NumiaSQL
SQL Analytics · Data Warehouse · BigQuery · DBT
Blockchain data is only useful if people can actually access it. Most chains generate tons of on-chain activity, but that data sits in node RPC endpoints that were never designed for analytics. If you're Dune or Token Terminal trying to support a new chain, you need someone who's already done the ingestion work.
That's NumiaSQL. We ingest raw on-chain data from 30+ chains, transform it into clean tables, and make it available through BigQuery. Hundreds of terabytes of indexed blockchain data, continuously updated.
The product
We run indexers that pull raw data from each chain, handle the chaos (reorgs, schema changes, failed transactions, chain upgrades that break everything), and pipe it into BigQuery through DBT models that normalize everything into consistent tables. Each chain structures its data differently. A token transfer on Cosmos looks nothing like one on an Ethereum L2. Our models handle that translation, turning chain-specific event formats into a unified schema that works the same way regardless of which chain you're querying.

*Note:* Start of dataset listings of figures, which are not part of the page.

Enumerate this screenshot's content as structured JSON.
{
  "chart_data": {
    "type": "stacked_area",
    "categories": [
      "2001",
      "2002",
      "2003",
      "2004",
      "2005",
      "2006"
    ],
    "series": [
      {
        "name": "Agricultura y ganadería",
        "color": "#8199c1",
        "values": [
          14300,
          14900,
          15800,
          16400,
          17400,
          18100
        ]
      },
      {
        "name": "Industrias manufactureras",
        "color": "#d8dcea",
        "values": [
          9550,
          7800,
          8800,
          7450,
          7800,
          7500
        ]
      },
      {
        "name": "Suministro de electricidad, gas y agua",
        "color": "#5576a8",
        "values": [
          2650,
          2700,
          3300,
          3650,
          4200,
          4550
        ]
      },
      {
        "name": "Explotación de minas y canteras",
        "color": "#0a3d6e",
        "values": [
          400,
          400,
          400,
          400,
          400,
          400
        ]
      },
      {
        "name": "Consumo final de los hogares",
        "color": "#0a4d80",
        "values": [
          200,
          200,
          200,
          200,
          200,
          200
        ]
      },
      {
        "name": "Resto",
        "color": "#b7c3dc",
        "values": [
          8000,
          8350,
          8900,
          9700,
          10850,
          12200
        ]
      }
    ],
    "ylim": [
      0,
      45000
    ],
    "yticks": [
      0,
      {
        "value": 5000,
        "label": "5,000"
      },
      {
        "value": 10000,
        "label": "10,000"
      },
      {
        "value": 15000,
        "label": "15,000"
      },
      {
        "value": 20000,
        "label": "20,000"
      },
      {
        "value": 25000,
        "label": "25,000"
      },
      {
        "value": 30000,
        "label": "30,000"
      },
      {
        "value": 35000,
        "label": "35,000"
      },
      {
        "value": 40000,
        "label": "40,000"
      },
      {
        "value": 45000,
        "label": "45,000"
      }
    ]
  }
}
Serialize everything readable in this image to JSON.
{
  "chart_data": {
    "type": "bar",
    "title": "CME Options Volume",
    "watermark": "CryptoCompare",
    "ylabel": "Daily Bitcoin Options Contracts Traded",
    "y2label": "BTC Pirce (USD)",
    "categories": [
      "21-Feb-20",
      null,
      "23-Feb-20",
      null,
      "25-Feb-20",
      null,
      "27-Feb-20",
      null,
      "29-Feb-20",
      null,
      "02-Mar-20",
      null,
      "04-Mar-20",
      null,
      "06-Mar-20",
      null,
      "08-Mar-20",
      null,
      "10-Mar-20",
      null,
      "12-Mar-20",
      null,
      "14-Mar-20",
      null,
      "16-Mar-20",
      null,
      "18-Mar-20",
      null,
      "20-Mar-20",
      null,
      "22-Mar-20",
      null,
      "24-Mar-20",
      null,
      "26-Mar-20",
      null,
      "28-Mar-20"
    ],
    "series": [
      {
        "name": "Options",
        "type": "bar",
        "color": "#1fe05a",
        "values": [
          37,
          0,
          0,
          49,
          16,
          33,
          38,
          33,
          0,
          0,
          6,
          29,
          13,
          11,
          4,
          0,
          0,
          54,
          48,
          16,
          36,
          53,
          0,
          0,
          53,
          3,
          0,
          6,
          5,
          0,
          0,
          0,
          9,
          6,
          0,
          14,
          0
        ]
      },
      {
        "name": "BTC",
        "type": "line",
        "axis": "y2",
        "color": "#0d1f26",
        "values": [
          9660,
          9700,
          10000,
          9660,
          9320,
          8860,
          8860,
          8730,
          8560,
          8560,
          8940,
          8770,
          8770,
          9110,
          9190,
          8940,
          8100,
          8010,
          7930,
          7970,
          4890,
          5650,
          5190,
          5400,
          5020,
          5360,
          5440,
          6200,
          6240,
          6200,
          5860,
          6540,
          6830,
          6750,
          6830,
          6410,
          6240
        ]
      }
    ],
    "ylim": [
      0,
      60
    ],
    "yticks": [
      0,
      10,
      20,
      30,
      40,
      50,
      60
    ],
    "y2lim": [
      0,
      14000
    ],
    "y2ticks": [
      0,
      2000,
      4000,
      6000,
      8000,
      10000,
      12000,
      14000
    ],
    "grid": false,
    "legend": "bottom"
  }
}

Transactions, token movements, staking positions, governance activity, DeFi interactions.
Who pays depends on the chain. Sometimes a foundation like Celestia or dYdX funds the indexing for their ecosystem, and then anyone can query it. Sometimes an integrator like Dune, Artemis, Token Terminal, or Nansen pays for access to chains they need. Either way, the data ends up queryable, with governance analytics, treasury tracking, ecosystem growth metrics, and whatever custom models the use case requires. Direct SQL access, no APIs, no rate limits.
The Architecture
BigQuery as the warehouse. The ecosystem integration was the deciding factor: analysts already work in Google Sheets and Looker Studio, Python drivers work out of the box. We're plugging into workflows that already exist.

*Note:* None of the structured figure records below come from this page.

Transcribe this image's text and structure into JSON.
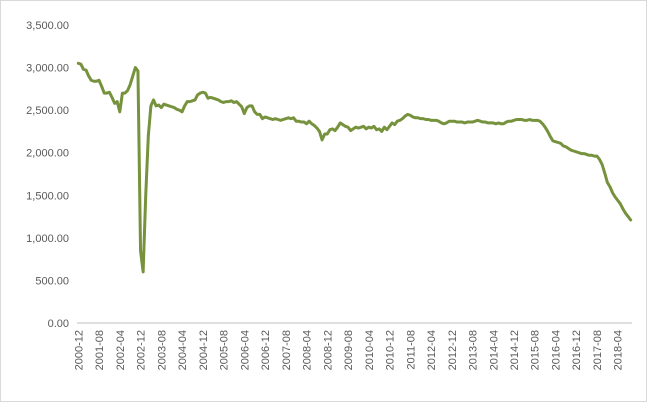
{
  "chart_data": {
    "type": "line",
    "categories": [
      "2000-12",
      null,
      null,
      null,
      null,
      null,
      null,
      null,
      "2001-08",
      null,
      null,
      null,
      null,
      null,
      null,
      null,
      "2002-04",
      null,
      null,
      null,
      null,
      null,
      null,
      null,
      "2002-12",
      null,
      null,
      null,
      null,
      null,
      null,
      null,
      "2003-08",
      null,
      null,
      null,
      null,
      null,
      null,
      null,
      "2004-04",
      null,
      null,
      null,
      null,
      null,
      null,
      null,
      "2004-12",
      null,
      null,
      null,
      null,
      null,
      null,
      null,
      "2005-08",
      null,
      null,
      null,
      null,
      null,
      null,
      null,
      "2006-04",
      null,
      null,
      null,
      null,
      null,
      null,
      null,
      "2006-12",
      null,
      null,
      null,
      null,
      null,
      null,
      null,
      "2007-08",
      null,
      null,
      null,
      null,
      null,
      null,
      null,
      "2008-04",
      null,
      null,
      null,
      null,
      null,
      null,
      null,
      "2008-12",
      null,
      null,
      null,
      null,
      null,
      null,
      null,
      "2009-08",
      null,
      null,
      null,
      null,
      null,
      null,
      null,
      "2010-04",
      null,
      null,
      null,
      null,
      null,
      null,
      null,
      "2010-12",
      null,
      null,
      null,
      null,
      null,
      null,
      null,
      "2011-08",
      null,
      null,
      null,
      null,
      null,
      null,
      null,
      "2012-04",
      null,
      null,
      null,
      null,
      null,
      null,
      null,
      "2012-12",
      null,
      null,
      null,
      null,
      null,
      null,
      null,
      "2013-08",
      null,
      null,
      null,
      null,
      null,
      null,
      null,
      "2014-04",
      null,
      null,
      null,
      null,
      null,
      null,
      null,
      "2014-12",
      null,
      null,
      null,
      null,
      null,
      null,
      null,
      "2015-08",
      null,
      null,
      null,
      null,
      null,
      null,
      null,
      "2016-04",
      null,
      null,
      null,
      null,
      null,
      null,
      null,
      "2016-12",
      null,
      null,
      null,
      null,
      null,
      null,
      null,
      "2017-08",
      null,
      null,
      null,
      null,
      null,
      null,
      null,
      "2018-04",
      null,
      null,
      null,
      null,
      null
    ],
    "values": [
      3050,
      3040,
      2980,
      2970,
      2900,
      2850,
      2840,
      2840,
      2850,
      2780,
      2700,
      2700,
      2710,
      2650,
      2580,
      2600,
      2480,
      2700,
      2700,
      2730,
      2800,
      2900,
      3000,
      2960,
      850,
      600,
      1500,
      2200,
      2550,
      2620,
      2550,
      2560,
      2530,
      2570,
      2560,
      2550,
      2540,
      2530,
      2510,
      2500,
      2480,
      2550,
      2600,
      2600,
      2610,
      2620,
      2680,
      2700,
      2710,
      2700,
      2640,
      2650,
      2640,
      2630,
      2620,
      2600,
      2590,
      2600,
      2600,
      2610,
      2590,
      2600,
      2570,
      2540,
      2460,
      2530,
      2550,
      2550,
      2480,
      2450,
      2450,
      2400,
      2420,
      2410,
      2400,
      2390,
      2400,
      2390,
      2380,
      2390,
      2400,
      2410,
      2400,
      2410,
      2370,
      2370,
      2360,
      2360,
      2340,
      2370,
      2340,
      2320,
      2290,
      2250,
      2150,
      2220,
      2220,
      2270,
      2280,
      2260,
      2300,
      2350,
      2330,
      2310,
      2300,
      2260,
      2280,
      2300,
      2290,
      2300,
      2310,
      2280,
      2300,
      2290,
      2310,
      2270,
      2280,
      2250,
      2300,
      2270,
      2310,
      2350,
      2330,
      2370,
      2380,
      2400,
      2430,
      2450,
      2440,
      2420,
      2410,
      2410,
      2400,
      2400,
      2390,
      2390,
      2380,
      2380,
      2380,
      2370,
      2350,
      2340,
      2350,
      2370,
      2370,
      2370,
      2360,
      2360,
      2360,
      2350,
      2360,
      2360,
      2360,
      2370,
      2380,
      2370,
      2360,
      2360,
      2350,
      2350,
      2350,
      2340,
      2350,
      2340,
      2340,
      2360,
      2370,
      2370,
      2380,
      2390,
      2390,
      2390,
      2380,
      2380,
      2390,
      2380,
      2380,
      2380,
      2370,
      2340,
      2300,
      2250,
      2190,
      2140,
      2130,
      2120,
      2110,
      2080,
      2070,
      2050,
      2030,
      2020,
      2010,
      2000,
      1990,
      1990,
      1980,
      1970,
      1970,
      1960,
      1960,
      1920,
      1860,
      1760,
      1650,
      1600,
      1530,
      1480,
      1440,
      1400,
      1340,
      1290,
      1250,
      1210
    ],
    "color": "#76923c",
    "ylim": [
      0,
      3500
    ],
    "yticks": [
      {
        "value": 0,
        "label": "0.00"
      },
      {
        "value": 500,
        "label": "500.00"
      },
      {
        "value": 1000,
        "label": "1,000.00"
      },
      {
        "value": 1500,
        "label": "1,500.00"
      },
      {
        "value": 2000,
        "label": "2,000.00"
      },
      {
        "value": 2500,
        "label": "2,500.00"
      },
      {
        "value": 3000,
        "label": "3,000.00"
      },
      {
        "value": 3500,
        "label": "3,500.00"
      }
    ],
    "grid": false
  }
}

DBT handles all transformation. The models parse raw transactions into tables organized by event type: all swaps in one table, all transfers in another, staking events in another, and so on. Same structure regardless of which chain the data came from. We also build ad-hoc models when a specific use case needs something different. We partition by time and cluster by the fields people actually filter on because BigQuery charges per data scanned. The difference between a $50 query and a $0.50 query is table design, and we handle that upfront.
What I learned
We spent a lot of early energy on ingestion: getting the pipelines right, handling edge cases, making indexers reliable. Necessary work, but the actual value turned out to be in distribution. Public datasets that major platforms can depend on, private datasets that chain foundations trust for their own reporting. The ingestion is hard, but the distribution is the product.
Standardization across chains took more time than anything else. Every chain thinks it's special, and architecturally they are. But the people querying the data just want "show me transfers over $10k" to work everywhere. Naming conventions, consistent schemas, handling the cases where chains don't map cleanly to the standard model. That's the moat, not the infrastructure.
We could have built our own analytics platform and tried to get everyone to come to us. Instead, we became the data layer that feeds the platforms people already use. Dune gets our data, Artemis gets our data, Token Terminal gets our data. We're infrastructure, not a product competing with our own customers. That positioning is why the business works.